The man took his case to the Federal Court to challenge the cancellation of his visa by then-home affairs minister Karen Andrews in December 2021.
He argued Andrews wasn’t the relevant minister at the time because Morrison had been sworn into that portfolio six months before her decision was made.
But that argument was rejected on Wednesday by Federal Court Justice John Snaden.
He said it was a matter of notoriety that Morrison and others had been appointed in secret, or at least without public or parliamentary oversight, to various ministries.
Both he and Ben Morton were sworn in as home affairs minister concurrently with Andrews in 2021, he said.
The man argued the same office could be occupied by only one person at a time and as a result Andrews had no authority in the portfolio at the time his partner visa was cancelled by her on character grounds.
But High Court justices have previously said that the appointment of more than one person to a ministry does not go against the Constitution, the judge said.
“There is no constitutional imperative for concluding that the appointments of Morrison or Morton as Minister for Home Affairs brought with it the cessation of Andrews’ tenure,” Justice Snaden said.
He did not accept that when Andrews made the visa cancellation decision she lacked the authority to do so.
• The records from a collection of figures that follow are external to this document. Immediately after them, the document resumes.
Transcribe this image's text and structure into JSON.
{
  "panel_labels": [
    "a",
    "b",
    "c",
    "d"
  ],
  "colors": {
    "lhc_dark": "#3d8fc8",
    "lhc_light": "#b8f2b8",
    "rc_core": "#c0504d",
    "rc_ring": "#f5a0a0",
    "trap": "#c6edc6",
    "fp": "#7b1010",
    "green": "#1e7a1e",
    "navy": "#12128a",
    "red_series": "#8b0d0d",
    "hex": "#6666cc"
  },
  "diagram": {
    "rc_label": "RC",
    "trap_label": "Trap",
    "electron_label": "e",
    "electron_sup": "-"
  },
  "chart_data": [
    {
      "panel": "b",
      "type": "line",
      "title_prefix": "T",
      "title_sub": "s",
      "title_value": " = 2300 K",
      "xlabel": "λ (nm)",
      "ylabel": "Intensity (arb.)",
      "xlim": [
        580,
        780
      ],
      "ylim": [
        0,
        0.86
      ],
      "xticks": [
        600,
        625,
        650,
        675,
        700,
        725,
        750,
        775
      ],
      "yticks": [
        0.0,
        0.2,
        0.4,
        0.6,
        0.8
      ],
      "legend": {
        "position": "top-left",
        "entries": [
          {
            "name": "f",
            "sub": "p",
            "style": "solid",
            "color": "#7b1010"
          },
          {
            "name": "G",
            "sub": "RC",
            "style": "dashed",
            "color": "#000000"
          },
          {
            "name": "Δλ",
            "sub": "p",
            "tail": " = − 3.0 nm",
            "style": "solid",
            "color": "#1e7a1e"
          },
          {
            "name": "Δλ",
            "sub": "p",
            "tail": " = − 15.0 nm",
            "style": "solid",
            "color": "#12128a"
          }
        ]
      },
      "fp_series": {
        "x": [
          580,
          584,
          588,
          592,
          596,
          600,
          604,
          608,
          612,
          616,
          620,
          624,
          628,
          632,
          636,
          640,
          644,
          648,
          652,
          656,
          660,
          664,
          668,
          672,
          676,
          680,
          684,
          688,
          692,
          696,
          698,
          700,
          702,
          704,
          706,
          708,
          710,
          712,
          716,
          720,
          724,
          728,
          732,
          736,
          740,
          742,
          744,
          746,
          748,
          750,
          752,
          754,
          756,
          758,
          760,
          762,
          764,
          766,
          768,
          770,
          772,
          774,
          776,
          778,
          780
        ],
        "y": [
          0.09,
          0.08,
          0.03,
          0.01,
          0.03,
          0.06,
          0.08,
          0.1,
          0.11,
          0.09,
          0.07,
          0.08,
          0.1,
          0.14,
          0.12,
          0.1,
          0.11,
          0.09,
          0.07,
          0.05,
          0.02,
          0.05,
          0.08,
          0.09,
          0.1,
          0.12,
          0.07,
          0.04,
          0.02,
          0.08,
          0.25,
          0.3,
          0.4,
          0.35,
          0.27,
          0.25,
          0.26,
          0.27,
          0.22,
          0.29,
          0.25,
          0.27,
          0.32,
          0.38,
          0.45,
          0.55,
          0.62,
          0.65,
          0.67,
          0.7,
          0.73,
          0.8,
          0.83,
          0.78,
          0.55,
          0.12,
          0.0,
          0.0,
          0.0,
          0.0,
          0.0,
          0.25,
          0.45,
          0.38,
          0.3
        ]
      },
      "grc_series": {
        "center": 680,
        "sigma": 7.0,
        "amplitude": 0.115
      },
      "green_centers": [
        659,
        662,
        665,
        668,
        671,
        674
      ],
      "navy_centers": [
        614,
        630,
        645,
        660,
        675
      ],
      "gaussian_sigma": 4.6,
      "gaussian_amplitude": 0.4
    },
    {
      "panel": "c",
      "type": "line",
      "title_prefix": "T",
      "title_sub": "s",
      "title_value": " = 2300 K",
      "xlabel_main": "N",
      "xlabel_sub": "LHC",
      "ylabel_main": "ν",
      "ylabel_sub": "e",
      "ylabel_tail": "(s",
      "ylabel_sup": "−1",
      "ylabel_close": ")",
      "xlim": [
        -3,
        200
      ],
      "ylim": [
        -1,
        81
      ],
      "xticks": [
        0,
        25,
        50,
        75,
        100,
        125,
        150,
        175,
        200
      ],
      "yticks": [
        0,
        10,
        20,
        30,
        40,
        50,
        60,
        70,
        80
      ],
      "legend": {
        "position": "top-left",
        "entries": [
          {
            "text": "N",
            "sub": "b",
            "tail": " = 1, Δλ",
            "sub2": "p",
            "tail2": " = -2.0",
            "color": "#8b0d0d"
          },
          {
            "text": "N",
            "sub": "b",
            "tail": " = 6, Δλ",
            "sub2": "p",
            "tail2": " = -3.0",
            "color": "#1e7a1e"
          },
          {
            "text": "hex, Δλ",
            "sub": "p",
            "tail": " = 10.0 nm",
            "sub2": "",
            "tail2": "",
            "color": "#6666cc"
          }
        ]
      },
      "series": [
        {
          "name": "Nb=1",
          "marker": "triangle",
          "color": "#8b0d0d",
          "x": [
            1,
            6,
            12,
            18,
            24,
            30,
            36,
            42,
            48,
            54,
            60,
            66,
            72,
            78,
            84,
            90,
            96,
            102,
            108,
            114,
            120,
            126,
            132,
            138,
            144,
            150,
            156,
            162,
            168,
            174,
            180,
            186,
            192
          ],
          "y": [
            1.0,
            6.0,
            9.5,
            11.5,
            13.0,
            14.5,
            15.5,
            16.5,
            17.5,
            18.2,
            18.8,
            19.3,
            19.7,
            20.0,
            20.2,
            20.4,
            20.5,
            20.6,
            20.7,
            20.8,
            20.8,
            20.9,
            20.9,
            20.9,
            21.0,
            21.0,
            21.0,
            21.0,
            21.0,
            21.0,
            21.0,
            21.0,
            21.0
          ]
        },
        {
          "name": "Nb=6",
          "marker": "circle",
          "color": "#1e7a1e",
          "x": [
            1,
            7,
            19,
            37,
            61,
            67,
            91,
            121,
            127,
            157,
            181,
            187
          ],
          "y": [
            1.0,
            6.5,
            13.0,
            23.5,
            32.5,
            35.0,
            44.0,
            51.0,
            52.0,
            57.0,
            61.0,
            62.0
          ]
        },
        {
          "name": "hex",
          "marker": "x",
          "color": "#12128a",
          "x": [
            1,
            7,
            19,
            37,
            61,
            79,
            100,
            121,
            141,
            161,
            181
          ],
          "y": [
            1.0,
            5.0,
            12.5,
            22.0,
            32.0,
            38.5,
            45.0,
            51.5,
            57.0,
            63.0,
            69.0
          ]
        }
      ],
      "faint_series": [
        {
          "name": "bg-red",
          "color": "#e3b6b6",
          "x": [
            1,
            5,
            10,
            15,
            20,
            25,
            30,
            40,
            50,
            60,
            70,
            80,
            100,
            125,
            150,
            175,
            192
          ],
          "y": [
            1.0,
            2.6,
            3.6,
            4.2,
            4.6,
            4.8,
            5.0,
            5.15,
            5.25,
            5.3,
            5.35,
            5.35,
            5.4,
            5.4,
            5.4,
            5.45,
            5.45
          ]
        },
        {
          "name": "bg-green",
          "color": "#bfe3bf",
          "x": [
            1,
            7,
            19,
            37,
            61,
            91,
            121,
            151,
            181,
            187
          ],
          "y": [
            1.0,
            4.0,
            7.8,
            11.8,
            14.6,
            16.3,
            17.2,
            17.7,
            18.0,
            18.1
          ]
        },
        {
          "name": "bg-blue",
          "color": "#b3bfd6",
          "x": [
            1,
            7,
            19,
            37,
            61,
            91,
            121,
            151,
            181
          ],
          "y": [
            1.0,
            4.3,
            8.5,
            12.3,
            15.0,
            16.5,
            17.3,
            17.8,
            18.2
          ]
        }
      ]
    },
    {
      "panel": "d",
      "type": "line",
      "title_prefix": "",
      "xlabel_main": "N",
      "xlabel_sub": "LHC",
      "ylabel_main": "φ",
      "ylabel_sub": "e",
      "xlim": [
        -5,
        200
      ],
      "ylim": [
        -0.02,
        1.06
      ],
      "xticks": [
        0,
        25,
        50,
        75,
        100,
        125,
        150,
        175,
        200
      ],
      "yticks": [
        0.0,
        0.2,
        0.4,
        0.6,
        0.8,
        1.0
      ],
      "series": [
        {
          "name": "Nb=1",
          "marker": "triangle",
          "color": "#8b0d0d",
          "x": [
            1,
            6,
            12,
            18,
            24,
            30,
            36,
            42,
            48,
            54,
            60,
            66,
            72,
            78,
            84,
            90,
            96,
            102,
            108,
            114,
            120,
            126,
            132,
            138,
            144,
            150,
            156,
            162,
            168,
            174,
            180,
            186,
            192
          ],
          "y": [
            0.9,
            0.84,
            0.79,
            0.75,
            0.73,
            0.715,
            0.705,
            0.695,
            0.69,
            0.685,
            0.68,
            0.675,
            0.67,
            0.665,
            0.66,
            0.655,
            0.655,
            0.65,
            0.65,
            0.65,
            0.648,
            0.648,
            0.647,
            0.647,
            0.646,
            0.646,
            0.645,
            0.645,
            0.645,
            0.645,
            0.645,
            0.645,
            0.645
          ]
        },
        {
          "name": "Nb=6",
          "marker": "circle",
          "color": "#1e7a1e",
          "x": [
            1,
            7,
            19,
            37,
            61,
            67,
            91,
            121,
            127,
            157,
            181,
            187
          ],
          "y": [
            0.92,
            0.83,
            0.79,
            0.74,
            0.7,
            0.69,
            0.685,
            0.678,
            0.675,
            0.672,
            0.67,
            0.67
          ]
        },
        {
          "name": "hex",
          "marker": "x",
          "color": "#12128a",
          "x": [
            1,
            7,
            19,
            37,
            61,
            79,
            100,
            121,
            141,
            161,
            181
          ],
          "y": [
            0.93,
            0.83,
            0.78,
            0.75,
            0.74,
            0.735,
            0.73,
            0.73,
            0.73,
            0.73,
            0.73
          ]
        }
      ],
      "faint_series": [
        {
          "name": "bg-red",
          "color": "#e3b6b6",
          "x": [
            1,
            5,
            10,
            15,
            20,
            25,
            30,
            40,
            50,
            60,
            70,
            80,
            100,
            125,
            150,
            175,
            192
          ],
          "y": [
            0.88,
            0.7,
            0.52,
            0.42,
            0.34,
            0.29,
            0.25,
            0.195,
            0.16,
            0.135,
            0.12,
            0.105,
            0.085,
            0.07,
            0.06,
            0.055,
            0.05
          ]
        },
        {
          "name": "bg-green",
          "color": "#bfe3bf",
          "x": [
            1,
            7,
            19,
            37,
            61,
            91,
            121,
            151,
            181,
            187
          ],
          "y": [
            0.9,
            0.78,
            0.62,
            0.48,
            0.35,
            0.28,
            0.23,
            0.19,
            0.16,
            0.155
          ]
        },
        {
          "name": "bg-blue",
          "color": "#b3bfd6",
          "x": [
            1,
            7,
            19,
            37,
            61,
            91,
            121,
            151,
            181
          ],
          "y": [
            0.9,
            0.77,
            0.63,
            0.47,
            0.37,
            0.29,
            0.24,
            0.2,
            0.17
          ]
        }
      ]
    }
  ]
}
The Afghan man also argued that neither Andrews nor the department secretary knew that Morrison had been appointed to the portfolio.
Justice Snaden found there was no evidence to establish that they didn’t know, and there was no proper basis to infer it.
Andrews declined an invitation to concede that neither knew of Morrison’s appointment, he said.
Regardless, Justice Snaden said there was no legal requirement that the minister know or even consider whether others held the same powers.
Morrison became the first former prime minister to be censured by parliament over his secret appointments to multiple ministerial portfolios.
A censure motion passed the House of Representatives 86 votes to 50.
Andrews, who had called for Morrison to resign from parliament, abstained from the vote.